De jeugdgezondheidszorg sluit aan bij het beleid van de staatssecretaris van VWS gericht op het bevorderen van gezond seksueel gedrag. Kernwaarden van dit beleid zijn autonomie, weerbaarheid, besef van wederkerigheid en respect en goede hulpverlening. De jeugdgezondheidszorg draagt hieraan bij door tijdens de contactmomenten informatie en advies te geven over de puberteit, seksuele rijping en relaties. Met deze inzet draagt de jeugdgezondheidszorg ook bij aan het voorkomen van ongewenste zwangerschap. Gezond seksueel gedrag staat aan de basis van het voorkomen van ongewenste zwangerschap en hiermee aan het voorkomen van abortus. Ik vind het van het grootste belang dat jongeren zelf verantwoordelijkheid nemen en voldoende zijn toegerust om ongewenste zwangerschap te voorkomen. Mocht er sprake zijn van een ongewenste zwangerschap dan is onderdeel van goede hulpverlening een gesprek met de zwangere vrouw waarin abortus en de alternatieven daarvoor worden besproken.
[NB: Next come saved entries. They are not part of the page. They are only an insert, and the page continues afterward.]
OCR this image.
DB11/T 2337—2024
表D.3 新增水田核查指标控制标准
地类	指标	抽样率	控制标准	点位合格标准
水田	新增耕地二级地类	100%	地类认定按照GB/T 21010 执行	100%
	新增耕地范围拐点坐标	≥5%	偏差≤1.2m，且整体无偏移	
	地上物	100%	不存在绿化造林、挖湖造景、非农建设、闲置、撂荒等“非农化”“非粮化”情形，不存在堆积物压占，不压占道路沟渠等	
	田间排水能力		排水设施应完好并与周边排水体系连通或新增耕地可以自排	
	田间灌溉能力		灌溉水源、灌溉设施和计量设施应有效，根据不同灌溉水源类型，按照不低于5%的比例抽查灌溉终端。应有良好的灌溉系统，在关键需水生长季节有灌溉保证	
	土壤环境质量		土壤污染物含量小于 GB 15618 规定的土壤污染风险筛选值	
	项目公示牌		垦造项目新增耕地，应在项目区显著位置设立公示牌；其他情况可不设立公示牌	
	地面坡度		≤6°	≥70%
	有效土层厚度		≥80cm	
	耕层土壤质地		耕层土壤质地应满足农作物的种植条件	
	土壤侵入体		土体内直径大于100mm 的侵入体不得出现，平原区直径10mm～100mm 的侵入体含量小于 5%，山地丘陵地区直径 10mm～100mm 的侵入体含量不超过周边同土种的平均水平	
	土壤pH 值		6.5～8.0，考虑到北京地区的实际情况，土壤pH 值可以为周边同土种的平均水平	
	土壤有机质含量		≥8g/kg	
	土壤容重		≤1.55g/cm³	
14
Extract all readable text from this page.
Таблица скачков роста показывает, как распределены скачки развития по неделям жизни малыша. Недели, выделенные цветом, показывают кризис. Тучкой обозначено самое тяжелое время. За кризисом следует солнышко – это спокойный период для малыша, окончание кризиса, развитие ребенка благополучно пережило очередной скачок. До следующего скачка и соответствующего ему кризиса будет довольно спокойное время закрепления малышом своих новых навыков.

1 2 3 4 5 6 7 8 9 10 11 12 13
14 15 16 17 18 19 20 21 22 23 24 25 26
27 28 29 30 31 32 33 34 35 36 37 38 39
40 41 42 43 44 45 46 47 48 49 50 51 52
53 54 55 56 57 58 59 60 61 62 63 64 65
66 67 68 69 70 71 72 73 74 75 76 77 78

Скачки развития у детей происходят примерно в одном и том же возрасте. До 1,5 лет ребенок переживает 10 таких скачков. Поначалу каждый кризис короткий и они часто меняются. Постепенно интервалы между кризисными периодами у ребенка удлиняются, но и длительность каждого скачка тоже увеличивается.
Maagdenvlieshersteloperaties

Als laatste wil ik ingaan op maagdenvlieshersteloperaties. De minister van VWS heeft eerder naar aanleiding van kamervragen van mw. Arib (7 maart 2008) over de discussie omtrent het maagdenvlies, aangegeven dat dit thema vanuit verschillende beleidsvelden aandacht krijgt. Het gaat dan om integratiebeleid, emancipatiebeleid en beleid gericht op seksuele en relationele vorming. De minister en staatssecretaris van VWS zullen in het najaar een concrete uitwerking hieraan geven in hun beleidsbrief over seksuele gezondheid en weerbaarheid. De brief zal aandacht geven aan de rol van de jeugdgezondheidszorg bij het bevorderen van gezond seksueel gedrag en ook ingaan op maagdenvlieshersteloperaties.